It sure does seem like there a lot of gratuitous instructions out there, but I guess the manufacturers are trying to forestall any legal action! Cause you know how the American public (in particular) can be: litigous and vengeful. I bet a lot of companies have been bitten by frivolous lawsuits, so they have to over-instruct all of us.

      • I saw a beach ball bouncing around at work and noticed that it had safety warnings printed on it in English, French, Spanish, German, what looked like a Norweign language, an Arab-looking script, and three different Oriental languages, all (I guess) basically telling you that a each ball isn’t a life preserver. About one-fourth of the surface of the 18-inch diamater beach ball was covered with printing. Sheesh! - MC

This one has always bothered me too. What kind or moron finds this packet in the box that their new shoes came in and thinks: “Oh how nice! The people at Nike included a little snack with my new track shoes”?

“What kind or moron finds this packet in the box that their new shoes came in and thinks: ‘Oh how nice! The people at Nike included a little snack with my new track shoes’?”
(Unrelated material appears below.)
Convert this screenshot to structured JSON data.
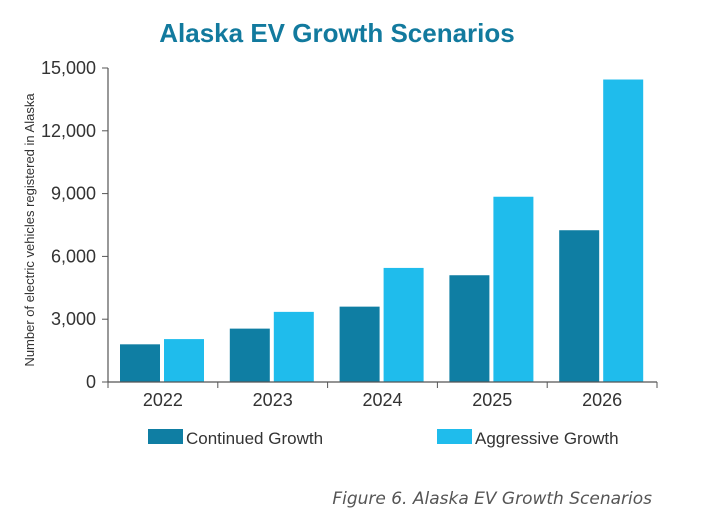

But these packets do get taken OUT OF THE BOX and left on the table when you take the merchandise out of the box. And when you throw the box and the wrapping paper away, one or two may be left sitting on the table with no context of having been packing materials. It doesn’t take a moron, or even a person of slightly-less-than-average intelligence, to mistake a white packet filled with white crystals sitting on the kitchen table (what, you’ve NEVER opened boxes from the store at the kitchen table?!) for a leftover salt packet from a takeout joint.

Hey, John! No fair introducing logic here! This is IMHO, not GD! :slight_smile:

OpalCat wrote:

I agree. And they’re incomplete:

“Lather. Rinse. Repeat.”

It’s an infnite loop! They don’t tell you when to stop.